Question: chromVAR samples with replacement when selecting background peaks. I was exploring why some very low correlations are deemed significant and found that in some cases, when chromVAR cannot find enough peaks that match the accessibility/GC content profile, peaks are repeated in the background set. In extreme cases, this can lead to a single peak being used as the background. For these instances, the background is not meaningful and it leads to misleading p-values.
In runGenePeakcorr I chose to add bg <- t(apply(bg, 1, function(x) replace(x, duplicated(x), NA))) after
Line 264 in 35299ea
Any thoughts on this? Another option would be to only test if the number of distinct peaks in the background is above a certain threshold.
Again, thank you for your work on this, and looking forward to your feedback.

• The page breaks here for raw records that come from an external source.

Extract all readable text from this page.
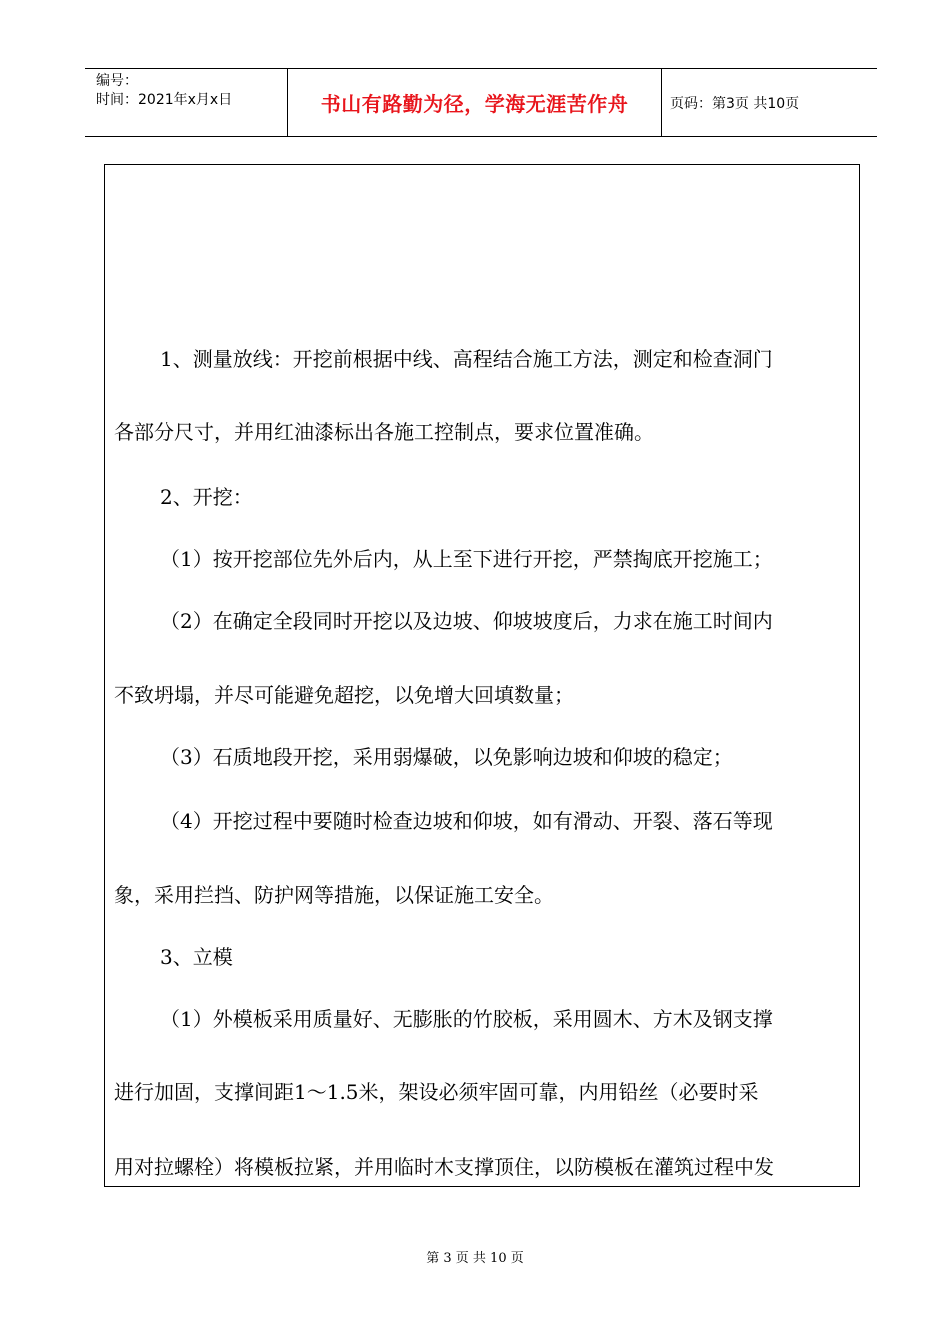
编号：
时间：2021年x月x日	书山有路勤为径，学海无涯苦作舟	页码：第3页 共10页
1、测量放线：开挖前根据中线、高程结合施工方法，测定和检查洞门
各部分尺寸，并用红油漆标出各施工控制点，要求位置准确。
2、开挖：
（1）按开挖部位先外后内，从上至下进行开挖，严禁掏底开挖施工；
（2）在确定全段同时开挖以及边坡、仰坡坡度后，力求在施工时间内
不致坍塌，并尽可能避免超挖，以免增大回填数量；
（3）石质地段开挖，采用弱爆破，以免影响边坡和仰坡的稳定；
（4）开挖过程中要随时检查边坡和仰坡，如有滑动、开裂、落石等现
象，采用拦挡、防护网等措施，以保证施工安全。
3、立模
（1）外模板采用质量好、无膨胀的竹胶板，采用圆木、方木及钢支撑
进行加固，支撑间距1～1.5米，架设必须牢固可靠，内用铅丝（必要时采
用对拉螺栓）将模板拉紧，并用临时木支撑顶住，以防模板在灌筑过程中发
第 3 页 共 10 页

Hi there! Thank you for your interest in applying this package to your own work, and for your feedback!
For your first question: You are totally correct that if the dorcGenes param is specified, dorcMat not being subsetted to match will create issues with the indexing into dorcGenes (either index mismatch or even index out of range, depending on the length of the dorcGenes specified and the number of dorc kNNs). The peak indices being queried are all relative to what is in dorcTab, where the goal here is to fetch peaks associated with a given DORC gene and it's DORC gene k-nearest neighbors. In our example, if dorcGenes is left as NULL (default), it is basically set to rownames(dorcMat) or all genes in the matrix, in the same order - so your code would be identical, and work fine. The assumption here was that if following our workflow, dorcMat should only be calculated for dorcGenes, and not ALL genes (recommended). I will update this for now to avoid potential errors, and I will add a separate subsetting step (not in this line of code) to allow for testing only specific genes for the TF-DORC associations to reduce compuitations, which was the sole purpose of adding the dorcGenes parameter
For your second question: Yes correct - chromVAR's background peak determination will indeed pick the same peak many times if there are not many other representative peaks that match it for GC content and overall accessibility across cells / samples. So, my two cents here are that those peaks typically aren't very representative of the dataset (e.g. outlier peaks), and should be weighed less either way. Adding a warning or flag if the background peak representation is off is certainly a good idea, and I can definitely add that in. The issue with simply removing duplicated peaks to deal with this issue, is that now you no longer are using the same true n number of background peak calculations (since the level of re-sampling can vary), which in theory, should be identical across all runs since we are determining a permutation-based p-value. I haven't tested this personally, but it is the subject of current work for future optimizations and we will definitely keep this in mind.